Based on that post, we know that all we really have to do is have our plugin return a promise
to Gatsby. There are a a bunch of ways you can do this; wrap the entire body in a promise and return it, write it as an async function, return Promise.all()
, etc.
I like the async / await syntax, so I just made my entire plugin function an async function.

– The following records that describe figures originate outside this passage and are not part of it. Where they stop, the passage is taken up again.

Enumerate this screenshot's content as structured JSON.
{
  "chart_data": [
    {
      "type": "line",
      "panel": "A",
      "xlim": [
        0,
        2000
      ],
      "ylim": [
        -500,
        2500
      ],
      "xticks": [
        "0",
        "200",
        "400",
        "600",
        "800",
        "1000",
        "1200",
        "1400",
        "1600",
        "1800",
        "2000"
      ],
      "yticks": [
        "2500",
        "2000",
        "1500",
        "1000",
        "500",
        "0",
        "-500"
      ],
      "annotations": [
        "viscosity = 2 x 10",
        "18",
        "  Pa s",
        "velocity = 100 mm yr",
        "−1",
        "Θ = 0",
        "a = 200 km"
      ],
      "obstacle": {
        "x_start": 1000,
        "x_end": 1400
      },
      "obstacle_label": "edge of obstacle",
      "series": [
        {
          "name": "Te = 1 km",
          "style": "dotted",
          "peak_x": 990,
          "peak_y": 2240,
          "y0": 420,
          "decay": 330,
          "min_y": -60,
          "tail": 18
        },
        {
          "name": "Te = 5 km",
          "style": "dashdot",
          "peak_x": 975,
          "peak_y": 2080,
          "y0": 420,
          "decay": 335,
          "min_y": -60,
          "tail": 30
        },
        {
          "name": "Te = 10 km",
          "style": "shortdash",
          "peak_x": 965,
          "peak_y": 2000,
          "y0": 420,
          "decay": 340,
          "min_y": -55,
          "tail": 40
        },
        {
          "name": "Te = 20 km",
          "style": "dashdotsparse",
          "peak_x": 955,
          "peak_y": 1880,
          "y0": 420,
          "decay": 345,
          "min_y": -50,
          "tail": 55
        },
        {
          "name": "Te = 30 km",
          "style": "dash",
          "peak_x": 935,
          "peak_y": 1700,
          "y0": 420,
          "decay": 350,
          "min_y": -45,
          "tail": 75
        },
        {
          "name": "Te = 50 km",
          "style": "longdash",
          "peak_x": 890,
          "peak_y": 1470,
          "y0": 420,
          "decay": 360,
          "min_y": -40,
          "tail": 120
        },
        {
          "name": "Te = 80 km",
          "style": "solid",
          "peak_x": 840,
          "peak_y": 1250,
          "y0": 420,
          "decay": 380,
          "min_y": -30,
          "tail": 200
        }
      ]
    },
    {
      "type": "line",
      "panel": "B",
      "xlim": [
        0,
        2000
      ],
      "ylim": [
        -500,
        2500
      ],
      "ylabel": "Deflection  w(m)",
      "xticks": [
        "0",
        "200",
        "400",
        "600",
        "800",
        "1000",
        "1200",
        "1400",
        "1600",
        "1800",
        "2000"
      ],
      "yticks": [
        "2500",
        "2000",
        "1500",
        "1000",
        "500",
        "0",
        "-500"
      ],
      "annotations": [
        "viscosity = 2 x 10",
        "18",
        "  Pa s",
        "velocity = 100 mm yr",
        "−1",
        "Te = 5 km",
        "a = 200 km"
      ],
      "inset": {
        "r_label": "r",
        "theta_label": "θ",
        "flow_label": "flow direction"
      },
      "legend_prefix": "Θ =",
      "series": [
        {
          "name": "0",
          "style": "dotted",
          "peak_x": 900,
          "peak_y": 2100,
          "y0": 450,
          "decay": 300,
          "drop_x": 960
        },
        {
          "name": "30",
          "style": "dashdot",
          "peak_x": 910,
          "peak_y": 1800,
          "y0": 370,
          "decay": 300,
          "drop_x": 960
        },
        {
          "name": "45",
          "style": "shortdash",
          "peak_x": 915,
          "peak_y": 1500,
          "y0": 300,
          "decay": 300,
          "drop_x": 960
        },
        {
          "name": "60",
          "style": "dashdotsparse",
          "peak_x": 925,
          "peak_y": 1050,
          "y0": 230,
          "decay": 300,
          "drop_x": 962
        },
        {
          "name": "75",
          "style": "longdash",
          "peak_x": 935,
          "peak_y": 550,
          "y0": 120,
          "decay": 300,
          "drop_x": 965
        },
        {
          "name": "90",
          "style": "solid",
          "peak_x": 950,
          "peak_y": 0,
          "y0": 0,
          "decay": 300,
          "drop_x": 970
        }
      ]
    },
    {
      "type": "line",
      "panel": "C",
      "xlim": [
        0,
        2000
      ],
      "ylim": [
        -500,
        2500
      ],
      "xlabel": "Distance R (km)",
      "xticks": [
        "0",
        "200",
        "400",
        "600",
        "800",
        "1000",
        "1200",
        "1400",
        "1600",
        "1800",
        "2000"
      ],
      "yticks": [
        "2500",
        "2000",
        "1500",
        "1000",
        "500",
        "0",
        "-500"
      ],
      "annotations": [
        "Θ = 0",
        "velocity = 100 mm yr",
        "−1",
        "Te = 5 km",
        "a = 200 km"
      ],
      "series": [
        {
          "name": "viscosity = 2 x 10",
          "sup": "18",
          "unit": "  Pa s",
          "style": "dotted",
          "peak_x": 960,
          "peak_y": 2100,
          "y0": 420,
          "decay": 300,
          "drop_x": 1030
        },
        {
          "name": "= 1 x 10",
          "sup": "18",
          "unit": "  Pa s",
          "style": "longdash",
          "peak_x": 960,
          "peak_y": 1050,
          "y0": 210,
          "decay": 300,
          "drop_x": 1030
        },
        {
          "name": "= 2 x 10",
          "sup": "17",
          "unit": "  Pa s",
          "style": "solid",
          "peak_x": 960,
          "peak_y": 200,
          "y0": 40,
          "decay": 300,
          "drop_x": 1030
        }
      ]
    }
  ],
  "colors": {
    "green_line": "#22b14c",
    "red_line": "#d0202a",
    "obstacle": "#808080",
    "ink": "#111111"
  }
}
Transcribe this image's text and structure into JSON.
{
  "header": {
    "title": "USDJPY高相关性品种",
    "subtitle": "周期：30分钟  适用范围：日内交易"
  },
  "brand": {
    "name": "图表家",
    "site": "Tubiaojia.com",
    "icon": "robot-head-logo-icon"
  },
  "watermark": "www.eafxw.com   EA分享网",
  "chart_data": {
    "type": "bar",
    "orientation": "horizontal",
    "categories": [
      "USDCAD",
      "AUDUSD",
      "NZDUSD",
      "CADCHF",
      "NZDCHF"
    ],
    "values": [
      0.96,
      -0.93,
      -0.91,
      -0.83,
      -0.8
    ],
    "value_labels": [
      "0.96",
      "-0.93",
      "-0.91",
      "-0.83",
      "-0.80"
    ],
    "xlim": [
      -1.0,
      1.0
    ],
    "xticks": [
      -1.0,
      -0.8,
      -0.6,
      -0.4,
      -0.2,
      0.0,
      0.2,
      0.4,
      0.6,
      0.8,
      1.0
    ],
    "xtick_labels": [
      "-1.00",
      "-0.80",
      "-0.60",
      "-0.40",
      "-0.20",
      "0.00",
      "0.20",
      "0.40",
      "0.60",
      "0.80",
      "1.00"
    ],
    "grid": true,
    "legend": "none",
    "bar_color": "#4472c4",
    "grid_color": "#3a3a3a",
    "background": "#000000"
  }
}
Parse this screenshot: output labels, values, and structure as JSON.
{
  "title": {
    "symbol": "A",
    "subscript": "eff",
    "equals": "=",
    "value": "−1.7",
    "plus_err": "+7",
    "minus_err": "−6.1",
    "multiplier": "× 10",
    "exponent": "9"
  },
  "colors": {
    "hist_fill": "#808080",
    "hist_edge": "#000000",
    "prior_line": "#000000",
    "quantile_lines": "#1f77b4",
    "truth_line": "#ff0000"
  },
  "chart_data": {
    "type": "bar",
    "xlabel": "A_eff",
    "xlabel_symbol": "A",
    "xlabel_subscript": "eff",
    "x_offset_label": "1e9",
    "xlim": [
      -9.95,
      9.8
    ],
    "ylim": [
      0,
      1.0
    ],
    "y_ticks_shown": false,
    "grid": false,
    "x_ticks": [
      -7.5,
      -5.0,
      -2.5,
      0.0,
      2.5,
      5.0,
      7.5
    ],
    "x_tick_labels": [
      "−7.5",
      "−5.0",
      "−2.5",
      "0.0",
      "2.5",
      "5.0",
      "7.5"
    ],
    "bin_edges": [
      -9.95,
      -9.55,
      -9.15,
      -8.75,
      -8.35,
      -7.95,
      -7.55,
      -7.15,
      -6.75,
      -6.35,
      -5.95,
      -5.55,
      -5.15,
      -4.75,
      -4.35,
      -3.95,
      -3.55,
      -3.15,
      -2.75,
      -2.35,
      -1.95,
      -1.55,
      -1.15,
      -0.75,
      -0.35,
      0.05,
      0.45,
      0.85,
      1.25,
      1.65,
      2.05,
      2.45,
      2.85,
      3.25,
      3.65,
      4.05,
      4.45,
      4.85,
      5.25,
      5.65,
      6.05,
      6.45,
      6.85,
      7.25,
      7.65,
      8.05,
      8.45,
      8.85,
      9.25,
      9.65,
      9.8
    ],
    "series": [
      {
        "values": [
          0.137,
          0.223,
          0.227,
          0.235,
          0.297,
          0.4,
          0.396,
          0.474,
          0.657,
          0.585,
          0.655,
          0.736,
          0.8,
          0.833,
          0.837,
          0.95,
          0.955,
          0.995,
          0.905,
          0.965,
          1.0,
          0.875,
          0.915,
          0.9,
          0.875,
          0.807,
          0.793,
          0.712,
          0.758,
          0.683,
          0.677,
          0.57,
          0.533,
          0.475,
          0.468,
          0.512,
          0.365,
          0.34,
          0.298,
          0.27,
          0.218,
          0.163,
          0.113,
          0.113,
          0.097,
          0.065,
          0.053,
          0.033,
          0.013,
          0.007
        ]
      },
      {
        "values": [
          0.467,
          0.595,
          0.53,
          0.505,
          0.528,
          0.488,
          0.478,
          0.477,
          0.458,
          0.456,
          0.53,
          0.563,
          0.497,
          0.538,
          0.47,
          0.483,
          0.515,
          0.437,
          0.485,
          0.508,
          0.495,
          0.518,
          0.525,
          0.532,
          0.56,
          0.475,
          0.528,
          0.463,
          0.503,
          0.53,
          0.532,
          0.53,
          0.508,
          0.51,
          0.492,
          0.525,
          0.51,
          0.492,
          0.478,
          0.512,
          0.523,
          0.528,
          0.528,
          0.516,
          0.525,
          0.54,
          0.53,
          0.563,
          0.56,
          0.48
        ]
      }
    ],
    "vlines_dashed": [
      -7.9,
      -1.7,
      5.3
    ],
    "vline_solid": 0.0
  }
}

If you are looking for some resources are writing an async plugin, here are some helpful links I've found:
- https://www.huy.dev/2018-05-remark-gatsby-plugin-part-3/
- https://spectrum.chat/unified/remark/async-plugins~e3916709-9c3e-494c-9d8e-af3efbf08e80
- https://spectrum.chat/unified/syntax-tree/is-there-any-way-to-execute-async-work-when-visiting-a-node-in-unist-util-visit~28177826-628e-44e3-ac3e-0ffb53c195c6
- https://swizec.com/blog/buildremark-plugin-supercharge-static-site/swizec/8860
Other Issues:
-
Replacing an AST node in-place
-
According to everything I could find, assigning my new node to the reference to the old one should replace it; however, I could not seem to get this to work
- Replacing it in the
parent.children
array also seemed troublesome - The best working method I found was to leave the reference in place, but override the props with
Object.assign(existingNode, replacementNode)
- Replacing it in the
-
-
Irregular Gatsby types
- Be warned: it can be hard to find up-to-date type definitions for all the internals of Gatsby
- It helps to look through Gatsby's source code, and existing TypeScript plugins
Solution – Final Working Version
After all that fuss and troubleshooting, the final code is actually pretty simple and short:
const visit = require("unist-util-visit");
const unified = require("unified");
const mdStringify = require("remark-stringify");
const plugin = async (args, options) => {
const { createContentDigest, markdownAST, createNodeId } = args;
const markToHtml = args.compiler.generateHTML;
const transformPromises = [];
const wrapMdAstNode = async (node, index, parent, className) => {
let generatedNode = {};
const wrap = htmlContent => {
return {
type: "html",
value: `<div class="${className}">${htmlContent}</div>`,
children: undefined
};
};
// Process
if (node.type === "html") {
generatedNode = wrap(node.value);
} else {
const rawMarkdown = unified()
.use(mdStringify)
.stringify(node);
const dummyNode = {
id: createNodeId(rawMarkdown),
children: [],
parent: null,
fields: {},
internal: {
content: rawMarkdown,
contentDigest: createContentDigest(rawMarkdown),
owner: "gatsby-transformer-remark",
type: "MarkdownRemark"
}
};
const html = await markToHtml(dummyNode);
generatedNode = wrap(html);
}
Object.assign(node, generatedNode);
return node;
};
const commentClassPatt = /^[ ]*<!--\s*ADD_CLASS="([^\r\n>"]*)"\s*-->[ ]*$/;
visit(markdownAST, `html`, (node, index, parent) => {
const commentClassMatch =
typeof node.value === "string" && node.value.match(commentClassPatt);
if (commentClassMatch) {
const className = commentClassMatch[1];
const siblings = parent.children || [];
const nextSibling = siblings[index + 1];
if (nextSibling) {
transformPromises.push(
wrapMdAstNode(nextSibling, index, parent, className)
);
}
}
});
await Promise.all(transformPromises);
return markdownAST;
};
module.exports = plugin;